The ruling came after sports fabric maker Hontex International Holdings used misleading information in its listing prospectus in 2009.
It is the first time the Securities and Futures Commission has used section 213 of the Securities and Futures Ordinance to seek compensation for investors left out of pocket because of market misconduct.
The SFC said Hontex’s prospectus overstated turnover and profit before tax in the three years up to its listing on Christmas Eve 2009.
In March 2010, the markets watchdog ordered Hontex to suspend trading - meaning that the company traded for just 64 days in Hong Kong after its local offering.
The SFC said: “Hontex does not agree the extent of the overstatements alleged by the SFC because it cannot verify the true position.

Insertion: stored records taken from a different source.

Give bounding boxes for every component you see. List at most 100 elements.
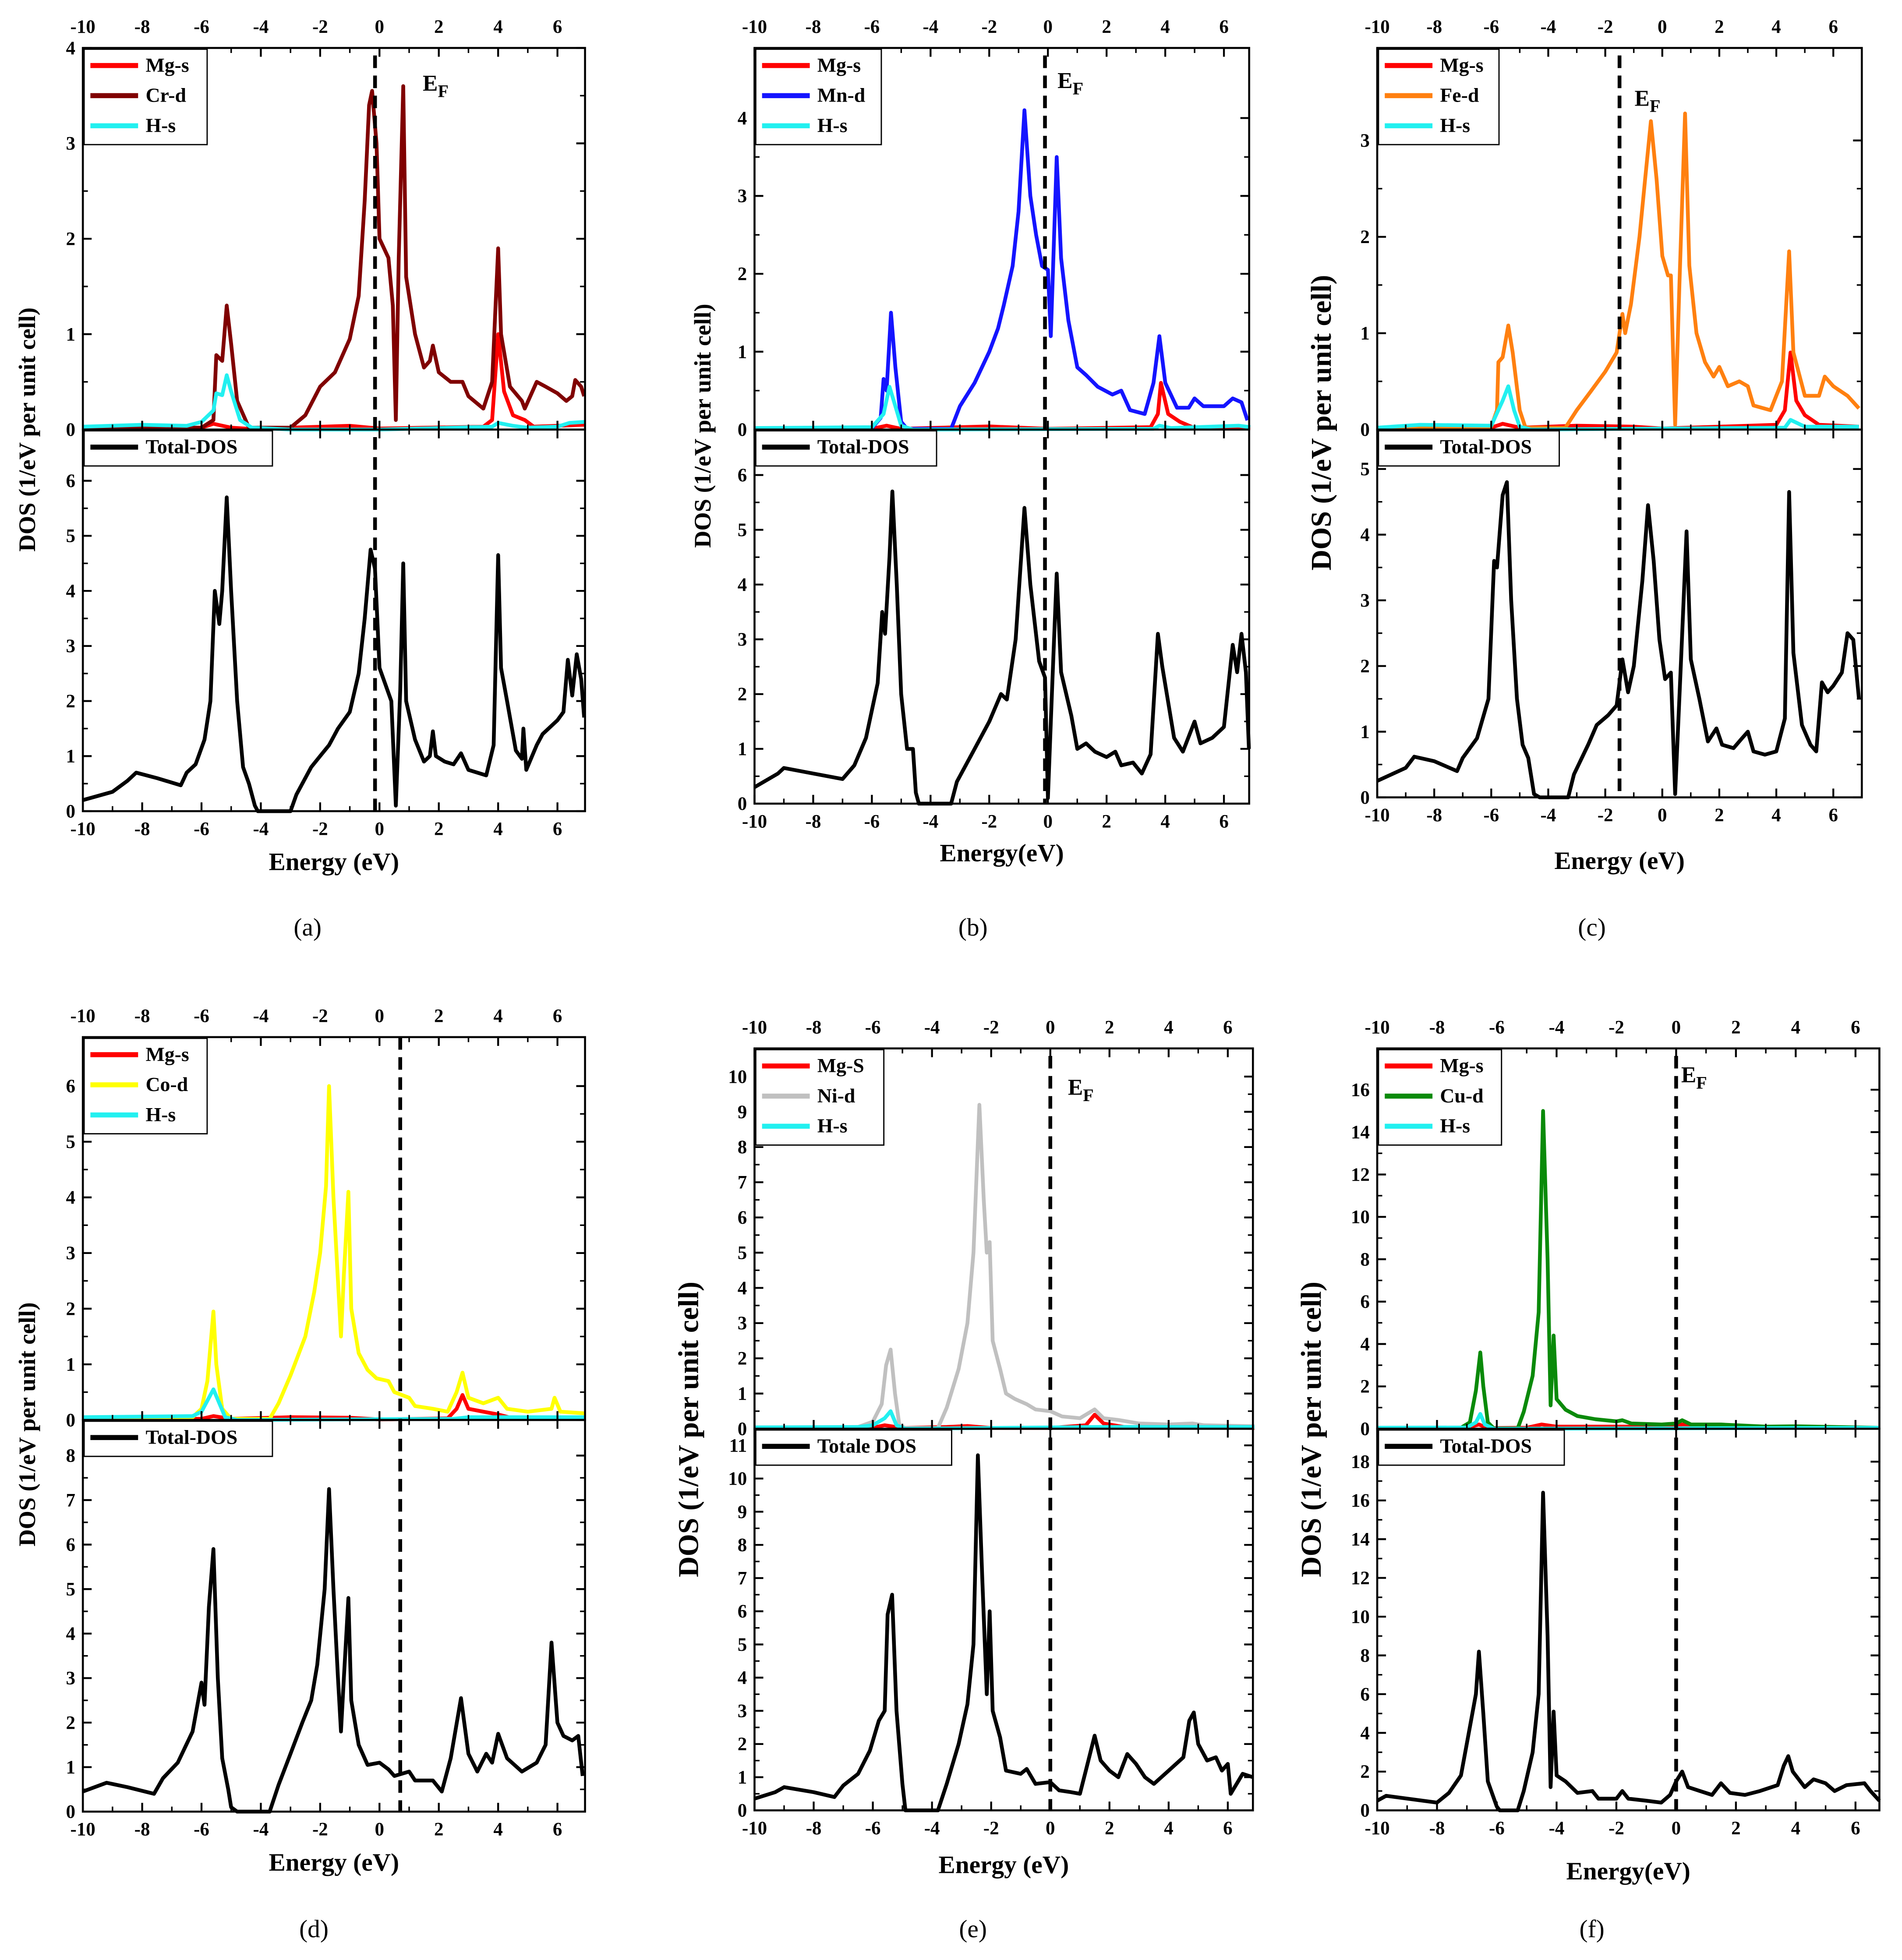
y-tick-label: 1: [66, 324, 75, 345]
bottom-subplot: 0 1 2 3 4 5 6 Total-DOS: [66, 428, 586, 822]
panel-d: 0 1 2 3 4 5 6 Mg-s Co-d H-s 0 1 2 3 4 5 6 7 8 Total-DOS -10 -…: [14, 1006, 586, 1943]
x-axis-label: Energy(eV): [1566, 1858, 1690, 1885]
legend-label: Total-DOS: [1440, 1435, 1532, 1457]
y-tick-label: 0: [1360, 788, 1370, 808]
legend-label: Mg-s: [1440, 54, 1483, 76]
x-tick-label-top: -6: [194, 1006, 209, 1027]
fermi-level-label: EF: [1057, 68, 1083, 98]
x-tick-label-top: -6: [864, 17, 880, 37]
y-tick-label: 3: [1360, 131, 1370, 151]
y-tick-label: 5: [66, 1132, 75, 1152]
y-tick-label: 8: [1360, 1249, 1370, 1270]
legend-label: Ni-d: [817, 1084, 856, 1107]
x-tick-label-top: 4: [1791, 1017, 1801, 1038]
y-tick-label: 2: [66, 1713, 75, 1733]
x-tick-label-bottom: -10: [71, 1819, 95, 1840]
y-axis-label: DOS (1/eV per unit cell): [14, 307, 40, 551]
panel-caption: (c): [1578, 914, 1606, 941]
y-tick-label: 0: [66, 1802, 75, 1822]
x-tick-label-bottom: 6: [553, 819, 562, 839]
legend-label: H-s: [145, 114, 176, 137]
y-tick-label: 4: [66, 38, 75, 59]
legend-label: Mg-s: [145, 54, 189, 76]
fermi-label-e: E: [1681, 1063, 1696, 1088]
y-tick-label: 4: [738, 1278, 747, 1299]
x-tick-label-top: -2: [983, 1017, 999, 1038]
x-tick-label-bottom: -6: [1489, 1818, 1505, 1839]
fermi-label-e: E: [1068, 1075, 1083, 1100]
x-tick-label-bottom: -8: [1429, 1818, 1445, 1839]
y-tick-label: 16: [1351, 1490, 1370, 1511]
panel-caption: (a): [293, 914, 322, 941]
series-line-totale-dos: [754, 1453, 1254, 1812]
fermi-label-sub: F: [1650, 96, 1661, 116]
x-tick-label-top: -8: [1426, 17, 1442, 37]
x-tick-label-top: -8: [806, 1017, 822, 1038]
y-tick-label: 2: [738, 684, 747, 705]
series-line-h-s: [83, 373, 584, 432]
bottom-legend: Total-DOS: [1378, 430, 1560, 467]
x-tick-label-top: 2: [434, 1006, 444, 1027]
x-tick-label-bottom: -8: [806, 1818, 822, 1839]
x-tick-label-bottom: 4: [1771, 805, 1781, 826]
y-tick-label: 2: [738, 1734, 747, 1755]
x-tick-label-top: -6: [194, 17, 209, 37]
x-tick-label-top: 4: [1160, 17, 1170, 37]
y-tick-label: 10: [1351, 1607, 1370, 1627]
bottom-legend: Total-DOS: [83, 1420, 273, 1457]
y-tick-label: 3: [738, 1313, 747, 1334]
x-tick-label-bottom: 4: [1164, 1818, 1174, 1839]
y-tick-label: 7: [66, 1490, 75, 1511]
x-axis-label: Energy (eV): [939, 1851, 1069, 1879]
x-tick-label-top: 6: [1219, 17, 1229, 37]
y-axis-label: DOS (1/eV per unit cell): [672, 1282, 704, 1577]
x-tick-label-bottom: 2: [1105, 1818, 1114, 1839]
y-tick-label: 10: [728, 1067, 747, 1087]
x-tick-label-bottom: -6: [865, 1818, 881, 1839]
x-tick-label-bottom: -2: [981, 811, 997, 832]
bottom-plot-frame: [81, 428, 586, 812]
top-legend: Mg-s Cu-d H-s: [1378, 1049, 1503, 1146]
x-tick-label-top: -4: [923, 17, 938, 37]
y-tick-label: 0: [738, 1801, 747, 1821]
series-line-ni-d: [754, 1103, 1255, 1430]
x-tick-label-top: 2: [1102, 17, 1111, 37]
y-tick-label: 5: [738, 520, 747, 540]
x-tick-label-bottom: 6: [1828, 805, 1838, 826]
y-tick-label: 6: [66, 1076, 75, 1097]
y-tick-label: 0: [738, 794, 747, 814]
x-tick-label-bottom: -2: [1609, 1818, 1624, 1839]
legend-label: Mg-s: [1440, 1054, 1483, 1077]
x-tick-label-top: -10: [742, 17, 767, 37]
y-tick-label: 0: [738, 420, 747, 440]
y-axis-label: DOS (1/eV per unit cell): [1305, 275, 1337, 571]
y-tick-label: 3: [66, 1668, 75, 1689]
y-tick-label: 1: [738, 1767, 747, 1788]
legend-label: Mg-S: [817, 1054, 864, 1077]
y-tick-label: 5: [738, 1243, 747, 1263]
x-tick-label-top: -6: [1489, 1017, 1505, 1038]
x-tick-label-top: -10: [71, 1006, 95, 1027]
y-tick-label: 4: [66, 581, 75, 601]
legend-label: Mn-d: [817, 84, 866, 106]
legend-label: Total-DOS: [1440, 435, 1532, 458]
legend-label: H-s: [1440, 114, 1470, 137]
y-tick-label: 3: [66, 1243, 75, 1264]
legend-label: Cr-d: [145, 84, 186, 106]
y-tick-label: 1: [738, 1384, 747, 1404]
series-line-total-dos: [753, 489, 1251, 806]
x-tick-label-top: 4: [1164, 1017, 1174, 1038]
top-subplot: 0 1 2 3 4 Mg-s Mn-d H-s: [738, 47, 1251, 440]
y-tick-label: 2: [66, 229, 75, 249]
y-tick-label: 11: [729, 1435, 747, 1456]
x-tick-label-bottom: -6: [194, 819, 209, 839]
y-tick-label: 0: [738, 1419, 747, 1439]
y-tick-label: 5: [738, 1635, 747, 1655]
y-tick-label: 10: [1351, 1207, 1370, 1228]
panel-caption: (e): [959, 1915, 987, 1943]
x-tick-label-bottom: 0: [1043, 811, 1053, 832]
panel-c: 0 1 2 3 Mg-s Fe-d H-s 0 1 2 3 4 5 Total-DOS -10 -10 -8 -8…: [1305, 17, 1863, 941]
y-tick-label: 12: [1351, 1165, 1370, 1185]
x-axis-label: Energy (eV): [1554, 847, 1685, 875]
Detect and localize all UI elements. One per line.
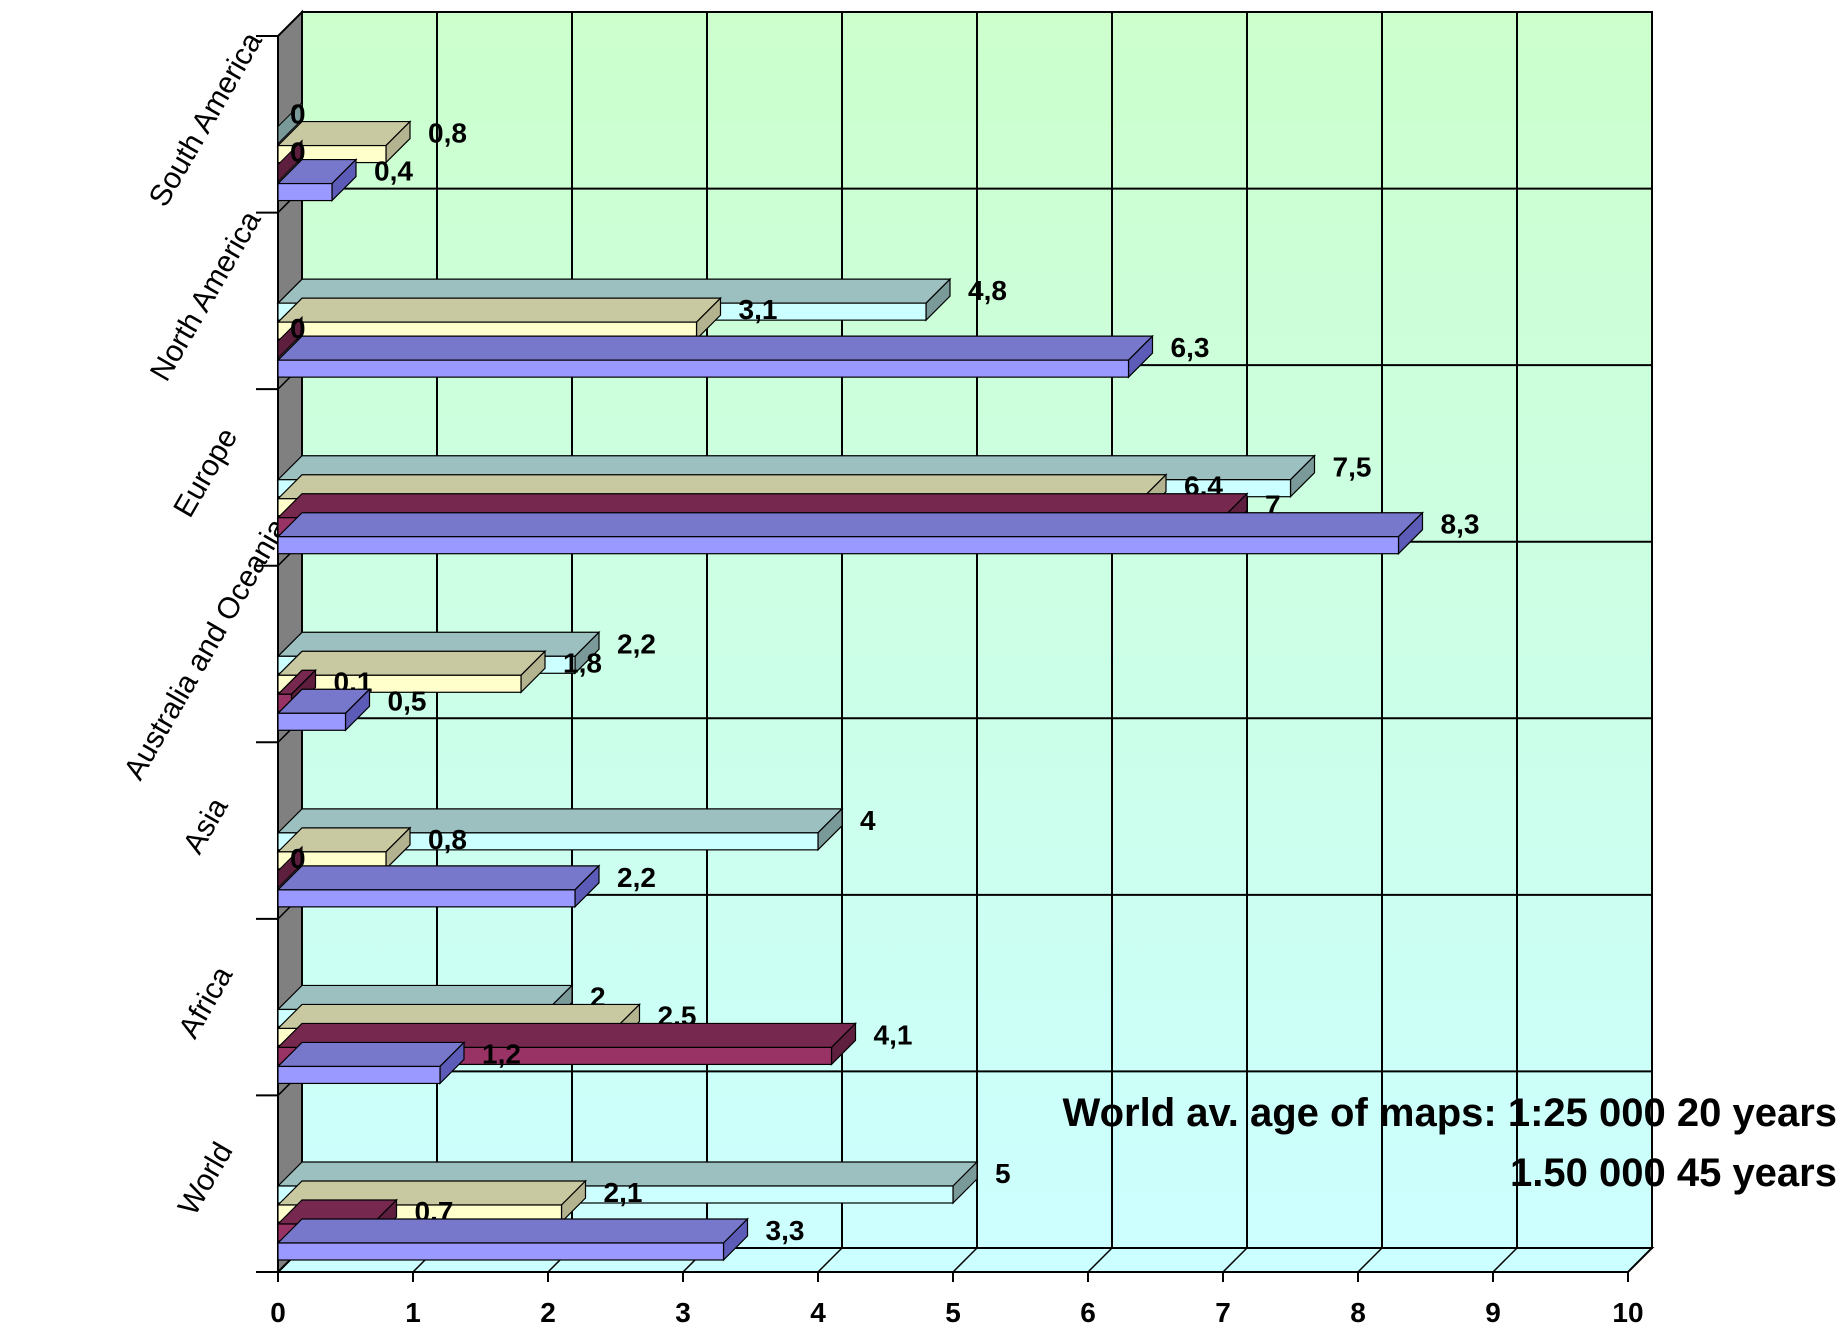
bar-front-s0-c4 <box>277 536 1400 555</box>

“Nonetheless it has accepted that these figures in the IPO prospectus were materially false.”
High Court Judge Jonathan Harris yesterday granted the order for Hontex to make a repurchase offer to 7,700 investors who subscribed for the company’s shares in its initial public offering (IPO) or who purchased them after its listing.
The company’s total repurchase will come to HK$1.03 billion, or HK$2.06 per share. That is the level it reached before it was suspended from trading and is higher than the HK$1 billion raised in the IPO.
Hontex will also have to pay a further HK$197.76 million to the court within 28 days, adding to the HK$832.24 million already frozen by the court under interim orders. The company will host a shareholders meeting to vote for the repurchase scheme while the controlling shareholders will abstain from voting.
The court order followed more than a year of legal tussling between the SFC and Hontex.
The arguments centred on whether the commission could seek a court order for Hontex to pay compensation before any court or tribunal had first made a ruling on its misconduct.
SFC chief executive Ashley Alder said the ruling represented “an important milestone in the SFC’s efforts to protect the investing public from the consequences of wrongdoing”.
The SFC and Hontex finally signed a statement of fact yesterday, enabling the court to grant the compensation order.
In the agreement, Hontex acknowledged it was reckless in allowing materially false and misleading information in its prospectus, contravening section 298 of the Securities and Futures Ordinance.
Section 298 bans anyone from give misleading information to induce other people to buy shares.
In admitting a contravention of section 298, neither Hontex nor its directors are admitting any criminal contravention of this provision.
However, the SFC said yesterday’s agreement did not prevent it from taking criminal proceedings against Hontex over the misleading information in the IPO.